Certificato di morte: condizioni alle quali è atto pubblico (di Vincenzo Giglio)

Ricorda Cassazione penale, Sez. 5^, sentenza n. 18838/2024, udienza del 13 febbraio 2024, che l’art. 74 del D.P.R. n. 396 del 2000 (Regolamento per la revisione e la semplificazione dell’ordinamento dello stato civile, a norma dell’articolo 2, comma 12, della legge 15 maggio 1997, n. 127) stabilisce che «1. Non si può far luogo ad inumazione o tumulazione di un cadavere senza la preventiva autorizzazione dell’ufficiale dello stato civile, da rilasciare in cala semplice e senza spesa. 2. L’ufficiale dello stato civile non può accordare l’autorizzazione se non sono trascorse ventiquattro ore dalla morte, salvi i casi espressi nei regolamenti speciali, e dopo che egli si è accertato della morte medesima per mezzo di un medico necroscopo o di un altro delegato sanitario; questi deve rilasciare un certificato scritto della visita fatta nel quale, se del caso, deve indicare la esistenza di indizi di morte dipendente da reato o di morte violenta. Il certificato è annotato negli archivi di cui all’articolo 10».

E bene, è evidente che la normativa richieda l’espletamento della visita — con finalità di accertare la morte, ma anche di indicare eventuali indizi di morte dipendente da reato o di morte violenta — da parte del medico necroscopo.

A tal proposito, è stato affermato che il medico necroscopo è pubblico ufficiale, in quanto agisce come delegato dell’ufficiale dello stato civile. Nella giurisprudenza di legittimità è pertanto indiscusso che il certificato redatto dal medico delegato dell’ufficiale dello stato civile è atto pubblico, perché proviene da un pubblico ufficiale e attesta fatti di sua diretta percezione, relativi all’effettività del decesso e all’esistenza di indizi di reato o comunque di violenza (Sez. 5, n. 36778 del 10/10/2006, Rv. 235011 – 01, in fattispecie in tema di attestazione, da parte di medici curanti, dell’ora e luogo del decesso di pazienti, invece non sottoposti a visita dopo la morte; la pronuncia richiamata rinvia anche a Sez. 5, 13 maggio 1998, Rv. 211363; Sez. 5, 25 gennaio 1989, Rv.181708).

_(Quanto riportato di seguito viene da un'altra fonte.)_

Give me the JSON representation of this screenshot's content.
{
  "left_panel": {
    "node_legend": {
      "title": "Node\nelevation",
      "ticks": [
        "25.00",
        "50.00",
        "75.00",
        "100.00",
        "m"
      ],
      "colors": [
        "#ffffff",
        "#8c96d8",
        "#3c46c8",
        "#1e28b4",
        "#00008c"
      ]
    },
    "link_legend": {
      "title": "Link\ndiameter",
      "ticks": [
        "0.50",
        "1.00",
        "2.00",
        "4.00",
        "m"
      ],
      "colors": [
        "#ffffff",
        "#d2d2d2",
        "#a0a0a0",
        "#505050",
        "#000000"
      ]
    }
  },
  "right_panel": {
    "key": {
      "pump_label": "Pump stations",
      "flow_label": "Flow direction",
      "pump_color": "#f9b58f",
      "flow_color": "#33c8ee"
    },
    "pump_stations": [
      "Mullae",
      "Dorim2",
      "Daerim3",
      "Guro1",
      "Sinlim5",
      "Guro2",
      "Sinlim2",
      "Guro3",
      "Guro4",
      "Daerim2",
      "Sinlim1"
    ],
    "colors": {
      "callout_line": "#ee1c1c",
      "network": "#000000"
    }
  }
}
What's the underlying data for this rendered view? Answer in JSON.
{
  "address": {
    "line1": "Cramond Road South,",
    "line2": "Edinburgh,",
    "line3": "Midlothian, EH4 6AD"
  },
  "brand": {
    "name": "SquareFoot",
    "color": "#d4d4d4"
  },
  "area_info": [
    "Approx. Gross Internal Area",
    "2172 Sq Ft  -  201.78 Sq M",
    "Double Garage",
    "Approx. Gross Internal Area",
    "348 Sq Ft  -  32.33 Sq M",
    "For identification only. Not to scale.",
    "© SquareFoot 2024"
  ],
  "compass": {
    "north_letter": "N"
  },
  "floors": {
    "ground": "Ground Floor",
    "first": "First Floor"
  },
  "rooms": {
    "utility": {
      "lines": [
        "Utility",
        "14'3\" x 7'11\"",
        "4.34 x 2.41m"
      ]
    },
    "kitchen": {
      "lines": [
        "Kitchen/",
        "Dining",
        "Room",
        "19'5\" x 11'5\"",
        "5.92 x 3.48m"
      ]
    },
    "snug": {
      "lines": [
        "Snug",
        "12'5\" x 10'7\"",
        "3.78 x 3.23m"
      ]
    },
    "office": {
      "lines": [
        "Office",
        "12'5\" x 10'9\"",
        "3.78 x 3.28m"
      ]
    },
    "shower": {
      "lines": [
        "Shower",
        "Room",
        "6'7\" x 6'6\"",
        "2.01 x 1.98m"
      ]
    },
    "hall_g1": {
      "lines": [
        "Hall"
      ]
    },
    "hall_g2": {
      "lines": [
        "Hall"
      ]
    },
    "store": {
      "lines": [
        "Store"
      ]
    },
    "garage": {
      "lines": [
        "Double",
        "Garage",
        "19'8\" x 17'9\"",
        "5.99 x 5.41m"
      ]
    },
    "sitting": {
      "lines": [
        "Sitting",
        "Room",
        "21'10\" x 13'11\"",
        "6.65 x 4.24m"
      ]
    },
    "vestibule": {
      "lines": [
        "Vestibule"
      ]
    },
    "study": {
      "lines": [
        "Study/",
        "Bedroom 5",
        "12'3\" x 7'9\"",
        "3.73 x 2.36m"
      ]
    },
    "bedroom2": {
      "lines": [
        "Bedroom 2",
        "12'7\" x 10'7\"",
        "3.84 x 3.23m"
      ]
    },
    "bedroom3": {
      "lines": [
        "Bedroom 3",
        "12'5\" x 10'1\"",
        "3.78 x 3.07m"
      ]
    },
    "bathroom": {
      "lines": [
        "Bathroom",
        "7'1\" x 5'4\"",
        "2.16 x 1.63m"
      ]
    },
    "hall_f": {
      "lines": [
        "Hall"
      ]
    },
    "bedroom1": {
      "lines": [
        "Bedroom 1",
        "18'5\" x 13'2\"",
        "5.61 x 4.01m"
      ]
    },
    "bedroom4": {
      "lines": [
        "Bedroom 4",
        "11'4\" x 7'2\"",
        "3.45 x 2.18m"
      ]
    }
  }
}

Pertanto, correttamente giunge a tali conclusioni l’ordinanza impugnata, per altro distinguendo il caso del medico curante dal caso del medico necroforo.

In particolare, la dottoressa M., per i decessi indicati nell’imputazione provvisoria, non è medica curante.

E bene in ordine al momento e alle cause della morte – come risultano dall’attività sanitaria espletata prima del decesso – il certificato redatto è qualificabile come atto pubblico soltanto se il sanitario opera all’interno di una struttura pubblica e se, con tale atto, concorre a formare la volontà della P.A. in materia di assistenza sanitaria o esercita in sua vece poteri autorizzativi e certificativi: in questi casi, infatti, il medico opera come pubblico ufficiale.

Qualora invece il medico curante, nell’immediatezza dell’evento, rilasci il certificato di morte, non destinato all’utilizzazione da parte dell’ufficiale dello stato civile, egli opera come semplice esercente una professione sanitaria, essendo indifferente che egli sia anche un funzionario del Servizio sanitario nazionale.

Ne consegue che, in caso di falsità ideologica del certificato, il reato ipotizzabile è quello di cui all’art. 481 cod. pen., la cui pena edittale è preclusiva dell’applicazione di misure cautelari, anche soltanto interdittive.

Ma per le ragioni evidenziate nell’ordinanza impugnata, la dottoressa M. non era medico curante e agiva proprio concorrendo alla volontà della pubblica amministrazione.

Ne consegue, sotto tale profilo, la manifesta infondatezza della doglianza.